Sounds reasonable to me. I will try to get a chance to have a look at it once you're done although this coming week will be rather busy.

Richard

On 04/04/17 12:37, mark padgham wrote:

@richardellison https://github.com/richardellison just a heads up for you: I hope to finish the package this week. Once I do, I would appreciate it is you could give it a half-decent look over to suggest any changes, improvements, whatever. I'll let you know when it's ready, and will be hoping you'll be able to devote some time later this week or early next week? We should then be able to move fairly rapidly on to an ropensci submit.

— You are receiving this because you were mentioned. Reply to this email directly, view it on GitHub https://github.com/mpadge/bikedata/issues/5#issuecomment-291461699, or mute the thread https://github.com/notifications/unsubscribe-auth/AKIixYdjcfAtTUkEFK8THTnVZldp27NBks5rsh1ZgaJpZM4MfNu3.
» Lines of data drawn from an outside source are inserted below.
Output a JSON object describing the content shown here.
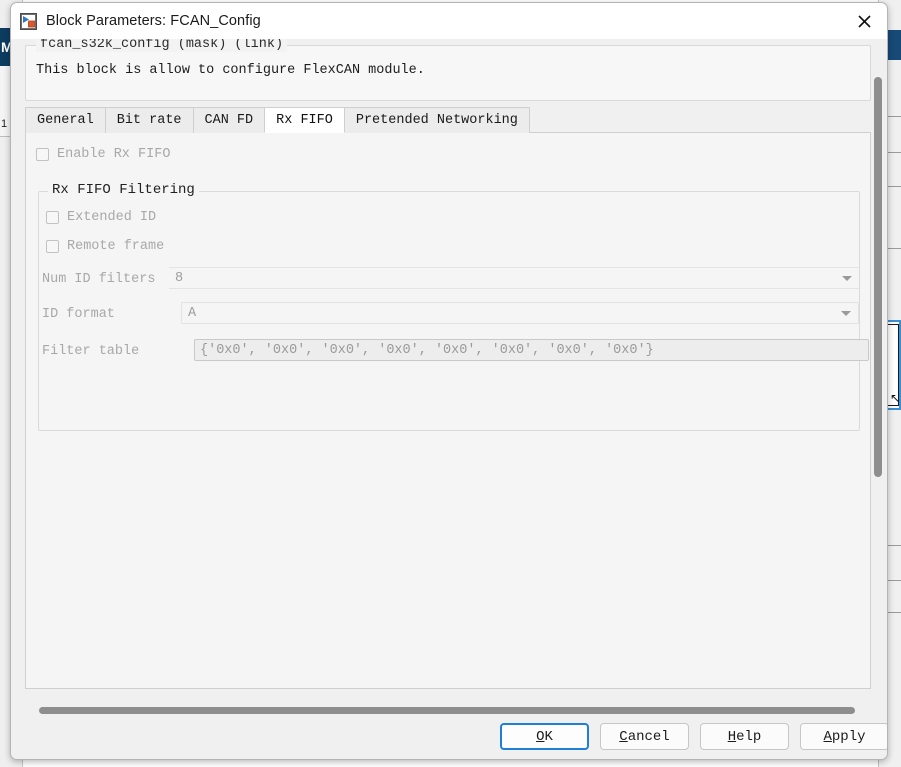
{
  "background": {
    "left_label": "M",
    "left_row_number": "1"
  },
  "dialog": {
    "title": "Block Parameters: FCAN_Config",
    "title_icon": "simulink-block-icon",
    "close_icon": "close-icon",
    "mask": {
      "legend": "fcan_s32k_config (mask) (link)",
      "description": "This block is allow to configure FlexCAN module."
    },
    "tabs": [
      {
        "label": "General",
        "active": false
      },
      {
        "label": "Bit rate",
        "active": false
      },
      {
        "label": "CAN FD",
        "active": false
      },
      {
        "label": "Rx FIFO",
        "active": true
      },
      {
        "label": "Pretended Networking",
        "active": false
      }
    ],
    "panel": {
      "enable_rx_fifo": {
        "label": "Enable Rx FIFO",
        "checked": false,
        "enabled": false
      },
      "filtering_group": {
        "legend": "Rx FIFO Filtering",
        "extended_id": {
          "label": "Extended ID",
          "checked": false,
          "enabled": false
        },
        "remote_frame": {
          "label": "Remote frame",
          "checked": false,
          "enabled": false
        },
        "num_id_filters": {
          "label": "Num ID filters",
          "value": "8",
          "enabled": false,
          "arrow_icon": "chevron-down-icon"
        },
        "id_format": {
          "label": "ID format",
          "value": "A",
          "enabled": false,
          "arrow_icon": "chevron-down-icon"
        },
        "filter_table": {
          "label": "Filter table",
          "value": "{'0x0', '0x0', '0x0', '0x0', '0x0', '0x0', '0x0', '0x0'}",
          "enabled": false,
          "edit_icon": "vertical-dots-icon"
        }
      }
    },
    "footer": {
      "ok": {
        "prefix": "",
        "mnemonic": "O",
        "suffix": "K"
      },
      "cancel": {
        "prefix": "",
        "mnemonic": "C",
        "suffix": "ancel"
      },
      "help": {
        "prefix": "",
        "mnemonic": "H",
        "suffix": "elp"
      },
      "apply": {
        "prefix": "",
        "mnemonic": "A",
        "suffix": "pply"
      }
    },
    "scrollbars": {
      "vertical_visible": true,
      "horizontal_visible": true
    }
  },
  "colors": {
    "accent_blue": "#1f7fd4",
    "dialog_bg": "#f0f0f0",
    "panel_bg": "#f5f5f5",
    "disabled_text": "#a8a8a8",
    "matlab_blue": "#0d3c61"
  }
}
mpadge commented 7 years ago

@richardellison heads-up part2: In terms of functionality, it's pretty much done now. Data can be loaded for all cities of which i am currently aware. Feel free to inspect and play and try to break it whenever you can find some time. The rest is just polishing, finishing vignette, extending tests, and #11 (I'm pretty sure #6 is also now sorted, but will confirm before closing).

And note that I've reverted to slightly slower C++ routines for London - search ''london'' in read_city_files.h. The only city that bucks the otherwise consistent pattern of strict comma delimits.
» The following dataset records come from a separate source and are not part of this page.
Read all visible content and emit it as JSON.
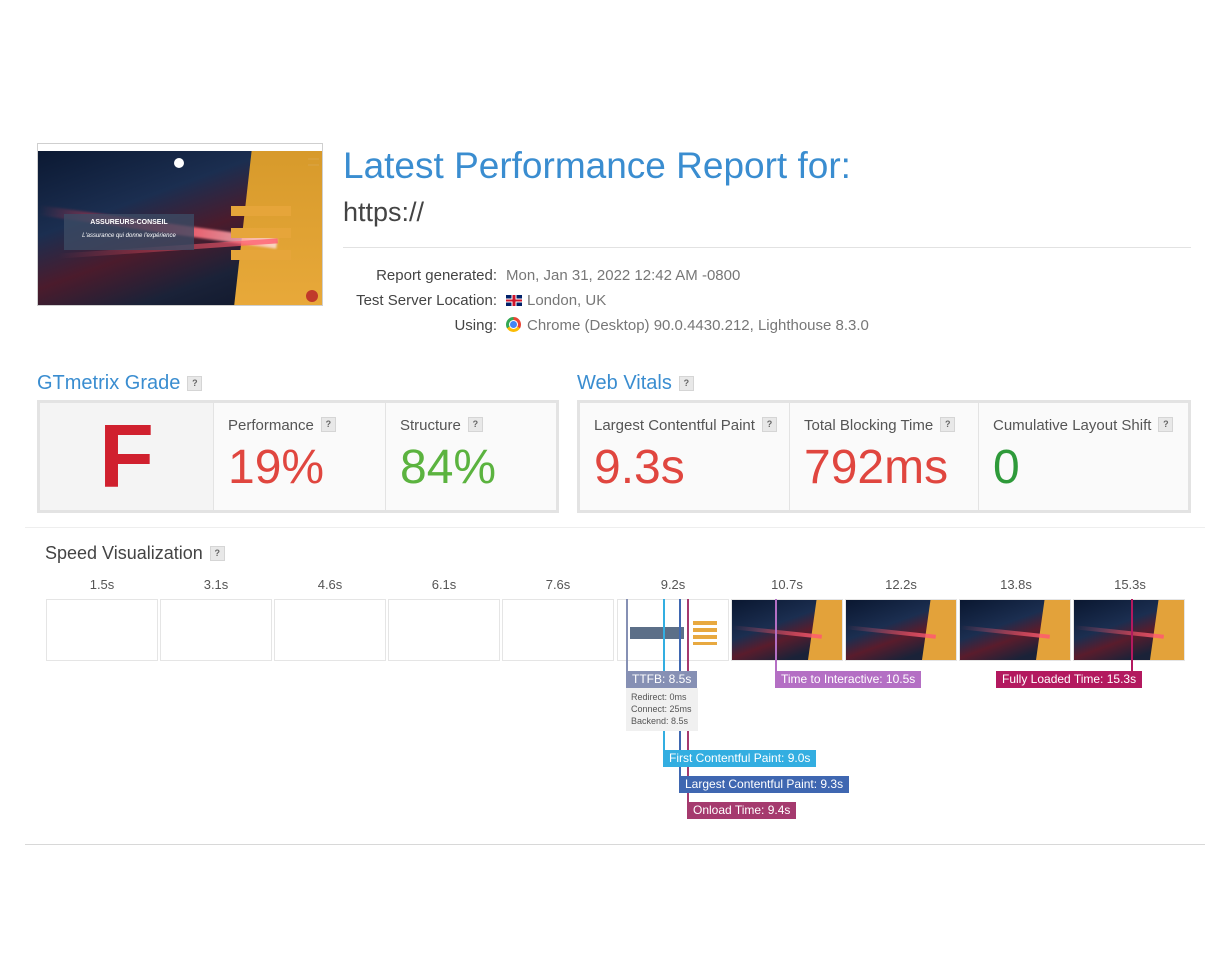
{
  "header": {
    "title": "Latest Performance Report for:",
    "url": "https://",
    "thumbnail": {
      "brand_title": "ASSUREURS-CONSEIL",
      "brand_subtitle": "L'assurance qui donne l'expérience",
      "buttons": [
        "",
        "",
        ""
      ]
    },
    "meta": [
      {
        "label": "Report generated:",
        "value": "Mon, Jan 31, 2022 12:42 AM -0800",
        "icon": ""
      },
      {
        "label": "Test Server Location:",
        "value": "London, UK",
        "icon": "uk-flag-icon"
      },
      {
        "label": "Using:",
        "value": "Chrome (Desktop) 90.0.4430.212, Lighthouse 8.3.0",
        "icon": "chrome-icon"
      }
    ]
  },
  "grade": {
    "title": "GTmetrix Grade",
    "help": "?",
    "letter": "F",
    "performance_label": "Performance",
    "performance_value": "19%",
    "structure_label": "Structure",
    "structure_value": "84%"
  },
  "web_vitals": {
    "title": "Web Vitals",
    "help": "?",
    "lcp_label": "Largest Contentful Paint",
    "lcp_value": "9.3s",
    "tbt_label": "Total Blocking Time",
    "tbt_value": "792ms",
    "cls_label": "Cumulative Layout Shift",
    "cls_value": "0"
  },
  "speed_visualization": {
    "title": "Speed Visualization",
    "help": "?",
    "times": [
      "1.5s",
      "3.1s",
      "4.6s",
      "6.1s",
      "7.6s",
      "9.2s",
      "10.7s",
      "12.2s",
      "13.8s",
      "15.3s"
    ],
    "frames": [
      "blank",
      "blank",
      "blank",
      "blank",
      "blank",
      "partial",
      "shot",
      "shot",
      "shot",
      "shot"
    ],
    "markers": {
      "ttfb": "TTFB: 8.5s",
      "redirect": "Redirect: 0ms",
      "connect": "Connect: 25ms",
      "backend": "Backend: 8.5s",
      "tti": "Time to Interactive: 10.5s",
      "fully_loaded": "Fully Loaded Time: 15.3s",
      "fcp": "First Contentful Paint: 9.0s",
      "lcp": "Largest Contentful Paint: 9.3s",
      "onload": "Onload Time: 9.4s"
    }
  },
  "colors": {
    "accent_blue": "#3a8dd0",
    "grade_red": "#d0202e",
    "bad_red": "#e0463f",
    "good_green": "#5bb33f",
    "cls_green": "#2e9a3a",
    "ttfb": "#8690b4",
    "tti": "#b46fc4",
    "fully_loaded": "#b3195f",
    "fcp": "#33aee1",
    "lcp": "#3f67b1",
    "onload": "#a53a6e"
  }
}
Any suggestions, modifications, improvements much appreciated. Thanks in advance!

mpadge commented 7 years ago

@richardellison with much gratitude for the above code: Vignette now has an equivalent version using osmdata code that helps make it considerably more compact. It's a great finish to the vignette and to the package - thanks! A nicer html version will be online soon enough, or just run make from the vignette directory and it'll open up a version in your browser of choice.

Note also that i did eventually succumb to bundling sqlite3 which of course immediately alleviated many problems i was fighting against. Still feels a bit like cheating, but hey, makes life easier. Submission is now definitely officially imminent. CRAN first then ropensci as soon as that's online - i'll ping you in the latter submission

mpadge commented 7 years ago

@richardellison vignette with graphic up via pkgdown here. Submitted to CRAN today; ropensci as soon as it's up.

richardellison commented 7 years ago

Excellent, well done and sorry for not being more involved lately. Good to have the package on CRAN.